Call to consider abortion equal to birth control
LONDON: Abortion should be regarded as no more than another form of birth control, the head of one of Britain’s biggest abortion organisations says.
Termination of a pregnancy should not be seen as exceptional but merely as “birth control that women need when their regular method lets them down”, Ann Furedi of the British Pregnancy Advisory Service said.
The organisation, which carries out 60 000 abortions a year, called for an end to restrictions after carrying out research that showed half of all the women who went to its clinics were using contraception when they became pregnant. Nearly one in four were on the pill or similar hormonal contraception, or were using supposedly highly effective long-acting reversible methods such as implants, injections or IUDs, the pregnancy advisory service said in a report.
Pushing for abortion to be considered another form of contraception would call into question the law governing the termination of pregnancy for the past 50 years in the UK.
The 1967 Abortion Act says abortion is a crime unless approved by two doctors and in cases where there is a risk to the health of the woman or her children. Since 1990, there has been a time limit of 24 weeks’ gestation, after which a termination can only be carried out if there is a grave threat to life or of severe foetal abnormality.
Last year, there were 185 596 abortions among women who lived in England and Wales under the terms of the law.
The new initiative for abortion on demand follows the vote by doctors at the British Medical Association conference last month to decriminalise abortion. That would make abortion freely available and could lead to the abolition of the 24-week limit and an increase in late stage abortion.
Furedi said legalised abortion was necessary in order to allow women to control their fertility. “When you encourage women to use contraception, you give them the sense they can control their fertility, but if you do not provide safe abortion services when that contraception fails, you are doing them a great disservice,” she said. “Our data show women cannot control their fertility through contraception alone, even when they are using some of the most effective methods.”
She said: “Family planning is contraception and abortion. Abortion is birth control women need when their regular method lets them down.”
The report pressed for an extension of the 24-week limit. It said women who used contraception were less likely to realise they were pregnant at an early stage. But calls for an end to the 24-week rule come as medical evidence has shown babies born even earlier in pregnancy are surviving without disability.
The new pressure for abortion to be available as freely as condoms provoked alarm among pro-life MPs and campaigners. Maria Caulfield, Conservative MP for Lewes, said: “I strongly disagree that abortion should be used as a form of birth control. When a foetus is viable after 20 weeks, it cannot be right that they can be aborted so easily.”
Anti-abortion campaigner Lord Alton of Liverpool accused the British Pregnancy Advisory Service of trying to “capitalise on recent weakness of the government surrounding abortion”.

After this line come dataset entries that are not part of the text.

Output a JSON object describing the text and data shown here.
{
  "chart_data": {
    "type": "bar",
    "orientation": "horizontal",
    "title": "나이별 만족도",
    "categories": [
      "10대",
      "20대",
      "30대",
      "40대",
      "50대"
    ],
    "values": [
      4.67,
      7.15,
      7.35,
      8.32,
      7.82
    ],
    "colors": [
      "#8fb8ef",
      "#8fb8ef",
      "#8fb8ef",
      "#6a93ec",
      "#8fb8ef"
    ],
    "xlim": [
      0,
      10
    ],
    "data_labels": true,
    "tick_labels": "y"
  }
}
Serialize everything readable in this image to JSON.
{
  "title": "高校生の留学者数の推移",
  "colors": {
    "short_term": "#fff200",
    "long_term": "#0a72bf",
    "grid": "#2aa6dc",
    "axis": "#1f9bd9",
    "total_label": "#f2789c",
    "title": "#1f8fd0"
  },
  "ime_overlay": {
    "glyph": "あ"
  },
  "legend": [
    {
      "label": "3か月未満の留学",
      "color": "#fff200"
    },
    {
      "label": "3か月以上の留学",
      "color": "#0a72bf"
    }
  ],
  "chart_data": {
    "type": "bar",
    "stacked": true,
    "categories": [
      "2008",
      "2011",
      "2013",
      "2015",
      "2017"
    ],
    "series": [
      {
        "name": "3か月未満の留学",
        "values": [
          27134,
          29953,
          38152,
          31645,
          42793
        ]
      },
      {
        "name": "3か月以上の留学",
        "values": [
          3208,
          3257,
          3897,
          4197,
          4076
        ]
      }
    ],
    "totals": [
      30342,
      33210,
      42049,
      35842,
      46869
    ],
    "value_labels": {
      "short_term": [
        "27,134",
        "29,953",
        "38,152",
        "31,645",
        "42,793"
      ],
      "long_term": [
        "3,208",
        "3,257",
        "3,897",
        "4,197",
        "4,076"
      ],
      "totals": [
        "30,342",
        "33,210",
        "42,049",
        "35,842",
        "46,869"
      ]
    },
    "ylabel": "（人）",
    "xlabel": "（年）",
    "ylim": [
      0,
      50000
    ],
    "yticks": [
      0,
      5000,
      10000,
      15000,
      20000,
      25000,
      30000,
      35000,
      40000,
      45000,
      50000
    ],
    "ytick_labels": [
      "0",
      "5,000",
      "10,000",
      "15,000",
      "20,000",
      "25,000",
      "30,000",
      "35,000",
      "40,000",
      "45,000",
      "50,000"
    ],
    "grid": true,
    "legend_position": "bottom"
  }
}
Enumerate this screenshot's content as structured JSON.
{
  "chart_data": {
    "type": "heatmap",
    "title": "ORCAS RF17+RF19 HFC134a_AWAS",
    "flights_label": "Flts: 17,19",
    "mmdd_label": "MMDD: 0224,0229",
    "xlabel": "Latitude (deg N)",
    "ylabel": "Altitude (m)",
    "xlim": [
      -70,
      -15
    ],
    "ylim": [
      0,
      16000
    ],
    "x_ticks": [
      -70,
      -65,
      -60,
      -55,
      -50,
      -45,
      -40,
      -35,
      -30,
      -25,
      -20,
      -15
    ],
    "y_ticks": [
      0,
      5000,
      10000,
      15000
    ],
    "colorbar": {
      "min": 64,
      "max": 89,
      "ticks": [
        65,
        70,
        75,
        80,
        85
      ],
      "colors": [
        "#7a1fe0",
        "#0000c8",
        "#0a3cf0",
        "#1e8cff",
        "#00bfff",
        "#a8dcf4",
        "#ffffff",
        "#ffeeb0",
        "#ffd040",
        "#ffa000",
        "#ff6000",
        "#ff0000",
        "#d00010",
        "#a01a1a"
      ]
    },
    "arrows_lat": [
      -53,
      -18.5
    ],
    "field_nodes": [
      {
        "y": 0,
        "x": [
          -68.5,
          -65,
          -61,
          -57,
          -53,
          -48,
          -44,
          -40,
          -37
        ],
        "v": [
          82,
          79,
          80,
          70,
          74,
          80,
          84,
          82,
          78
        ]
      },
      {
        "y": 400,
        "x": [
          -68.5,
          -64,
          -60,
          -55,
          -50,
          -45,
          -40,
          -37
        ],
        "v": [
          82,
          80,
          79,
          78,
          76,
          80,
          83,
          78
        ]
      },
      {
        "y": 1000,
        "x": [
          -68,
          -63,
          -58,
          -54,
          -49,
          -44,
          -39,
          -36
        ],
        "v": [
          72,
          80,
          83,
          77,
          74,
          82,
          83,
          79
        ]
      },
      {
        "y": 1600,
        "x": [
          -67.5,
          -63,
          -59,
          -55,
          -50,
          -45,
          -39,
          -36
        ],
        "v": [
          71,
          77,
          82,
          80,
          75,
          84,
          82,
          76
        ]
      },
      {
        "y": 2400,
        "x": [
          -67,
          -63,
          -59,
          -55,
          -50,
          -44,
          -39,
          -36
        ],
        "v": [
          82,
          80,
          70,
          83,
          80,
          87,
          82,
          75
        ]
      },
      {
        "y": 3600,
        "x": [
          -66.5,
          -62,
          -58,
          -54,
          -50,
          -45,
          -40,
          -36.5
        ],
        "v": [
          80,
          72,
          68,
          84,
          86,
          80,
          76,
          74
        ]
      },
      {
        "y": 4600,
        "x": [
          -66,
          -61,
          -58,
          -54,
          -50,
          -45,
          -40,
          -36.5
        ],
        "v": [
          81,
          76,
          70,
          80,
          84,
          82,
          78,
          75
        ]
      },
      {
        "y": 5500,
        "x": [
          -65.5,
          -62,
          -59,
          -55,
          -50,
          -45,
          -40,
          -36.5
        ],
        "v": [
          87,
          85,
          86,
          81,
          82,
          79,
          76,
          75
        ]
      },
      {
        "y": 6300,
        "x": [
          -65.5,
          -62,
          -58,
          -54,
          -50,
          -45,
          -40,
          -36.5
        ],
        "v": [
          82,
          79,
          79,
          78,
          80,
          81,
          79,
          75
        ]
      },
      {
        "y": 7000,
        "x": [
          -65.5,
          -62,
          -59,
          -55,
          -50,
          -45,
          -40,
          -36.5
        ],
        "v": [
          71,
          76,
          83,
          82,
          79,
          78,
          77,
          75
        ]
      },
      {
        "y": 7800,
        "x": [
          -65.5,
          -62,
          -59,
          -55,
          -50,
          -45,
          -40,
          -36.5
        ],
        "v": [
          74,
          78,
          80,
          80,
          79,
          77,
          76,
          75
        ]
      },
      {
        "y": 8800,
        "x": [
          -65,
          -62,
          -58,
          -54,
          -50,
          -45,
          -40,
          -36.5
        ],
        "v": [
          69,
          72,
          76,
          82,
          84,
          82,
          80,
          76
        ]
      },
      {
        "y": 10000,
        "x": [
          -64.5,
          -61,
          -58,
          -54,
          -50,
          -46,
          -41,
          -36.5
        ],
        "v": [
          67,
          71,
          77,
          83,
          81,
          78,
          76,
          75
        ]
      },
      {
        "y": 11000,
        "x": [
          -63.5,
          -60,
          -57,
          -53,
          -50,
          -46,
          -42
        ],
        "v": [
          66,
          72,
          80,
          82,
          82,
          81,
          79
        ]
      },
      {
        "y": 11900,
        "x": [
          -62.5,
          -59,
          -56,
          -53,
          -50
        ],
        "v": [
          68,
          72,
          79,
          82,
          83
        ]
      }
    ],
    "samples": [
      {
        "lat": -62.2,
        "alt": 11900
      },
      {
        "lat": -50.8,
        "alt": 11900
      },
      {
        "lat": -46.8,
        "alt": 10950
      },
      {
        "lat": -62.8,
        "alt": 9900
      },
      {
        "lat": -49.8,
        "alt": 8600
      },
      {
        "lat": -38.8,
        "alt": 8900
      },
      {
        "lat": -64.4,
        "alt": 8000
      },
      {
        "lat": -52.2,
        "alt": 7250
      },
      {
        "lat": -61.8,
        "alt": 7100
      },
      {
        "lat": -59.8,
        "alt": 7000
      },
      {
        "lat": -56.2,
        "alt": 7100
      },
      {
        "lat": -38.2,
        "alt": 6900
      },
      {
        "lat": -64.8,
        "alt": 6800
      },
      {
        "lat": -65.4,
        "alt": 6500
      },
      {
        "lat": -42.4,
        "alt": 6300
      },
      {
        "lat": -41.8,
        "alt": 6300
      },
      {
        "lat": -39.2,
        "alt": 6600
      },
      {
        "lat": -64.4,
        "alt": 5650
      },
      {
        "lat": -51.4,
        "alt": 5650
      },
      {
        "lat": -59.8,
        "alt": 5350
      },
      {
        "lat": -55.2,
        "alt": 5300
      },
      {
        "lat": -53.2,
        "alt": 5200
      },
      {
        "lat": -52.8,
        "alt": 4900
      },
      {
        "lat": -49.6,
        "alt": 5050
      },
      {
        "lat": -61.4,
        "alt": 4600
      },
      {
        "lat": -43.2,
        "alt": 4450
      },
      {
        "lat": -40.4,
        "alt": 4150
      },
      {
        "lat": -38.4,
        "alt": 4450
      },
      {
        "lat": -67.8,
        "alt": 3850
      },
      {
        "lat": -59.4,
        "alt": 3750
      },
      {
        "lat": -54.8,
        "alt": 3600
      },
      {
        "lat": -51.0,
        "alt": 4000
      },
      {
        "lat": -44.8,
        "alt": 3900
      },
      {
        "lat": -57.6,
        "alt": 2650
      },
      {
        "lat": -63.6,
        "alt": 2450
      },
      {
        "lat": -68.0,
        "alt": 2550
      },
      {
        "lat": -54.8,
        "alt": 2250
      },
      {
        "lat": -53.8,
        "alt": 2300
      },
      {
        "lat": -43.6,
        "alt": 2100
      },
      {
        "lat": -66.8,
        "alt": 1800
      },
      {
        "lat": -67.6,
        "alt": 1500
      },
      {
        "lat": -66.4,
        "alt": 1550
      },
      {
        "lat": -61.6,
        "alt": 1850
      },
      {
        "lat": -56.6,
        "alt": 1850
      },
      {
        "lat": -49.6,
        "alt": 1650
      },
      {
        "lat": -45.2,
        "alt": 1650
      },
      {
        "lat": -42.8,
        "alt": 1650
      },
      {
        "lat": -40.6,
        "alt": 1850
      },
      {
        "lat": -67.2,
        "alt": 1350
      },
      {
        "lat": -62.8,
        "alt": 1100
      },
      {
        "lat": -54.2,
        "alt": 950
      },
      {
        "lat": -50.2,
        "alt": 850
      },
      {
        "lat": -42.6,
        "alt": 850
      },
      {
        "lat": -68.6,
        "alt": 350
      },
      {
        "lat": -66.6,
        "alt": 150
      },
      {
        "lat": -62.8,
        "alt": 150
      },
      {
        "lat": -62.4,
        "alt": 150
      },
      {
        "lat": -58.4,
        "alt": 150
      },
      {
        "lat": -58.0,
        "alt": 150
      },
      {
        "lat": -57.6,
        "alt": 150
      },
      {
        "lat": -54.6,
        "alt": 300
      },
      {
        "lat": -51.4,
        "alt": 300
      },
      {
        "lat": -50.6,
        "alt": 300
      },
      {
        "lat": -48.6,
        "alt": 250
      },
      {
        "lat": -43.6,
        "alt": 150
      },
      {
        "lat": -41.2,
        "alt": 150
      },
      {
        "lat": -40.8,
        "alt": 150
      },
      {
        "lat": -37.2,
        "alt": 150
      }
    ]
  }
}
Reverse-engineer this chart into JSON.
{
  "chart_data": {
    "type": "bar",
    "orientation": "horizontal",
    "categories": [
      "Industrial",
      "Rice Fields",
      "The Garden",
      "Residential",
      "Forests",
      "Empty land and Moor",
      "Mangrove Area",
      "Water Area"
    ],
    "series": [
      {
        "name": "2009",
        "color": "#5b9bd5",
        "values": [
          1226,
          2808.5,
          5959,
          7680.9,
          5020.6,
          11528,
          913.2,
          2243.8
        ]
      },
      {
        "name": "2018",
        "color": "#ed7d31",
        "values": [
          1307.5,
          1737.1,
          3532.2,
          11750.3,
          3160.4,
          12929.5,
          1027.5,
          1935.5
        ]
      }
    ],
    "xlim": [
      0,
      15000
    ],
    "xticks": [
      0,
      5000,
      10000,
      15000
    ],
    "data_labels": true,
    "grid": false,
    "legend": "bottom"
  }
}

Prime Minister Theresa May headed off a backbench Tory rebellion last month by ordering the National Health Service in England should provide free abortions for women living in Northern Ireland where abortion remains effectively illegal.
Lord Alton said “demanding the ability to kill viable babies later in pregnancy is unconscionable and redolent of a violent ideology that no civilised society should entertain”. Mark Bhagwandin, of anti-abortion counselling charity Life, said: “Finally, an admission by the abortion industry that it sees abortion as birth control. It is an abhorrent and morally repugnant idea.” – Daily Mail
‘Women cannot control fertility only through contraception’
CHOICE MATTERS: A British Pregnancy Advisory Service report states that abortion is birth control women need when regular methods fail.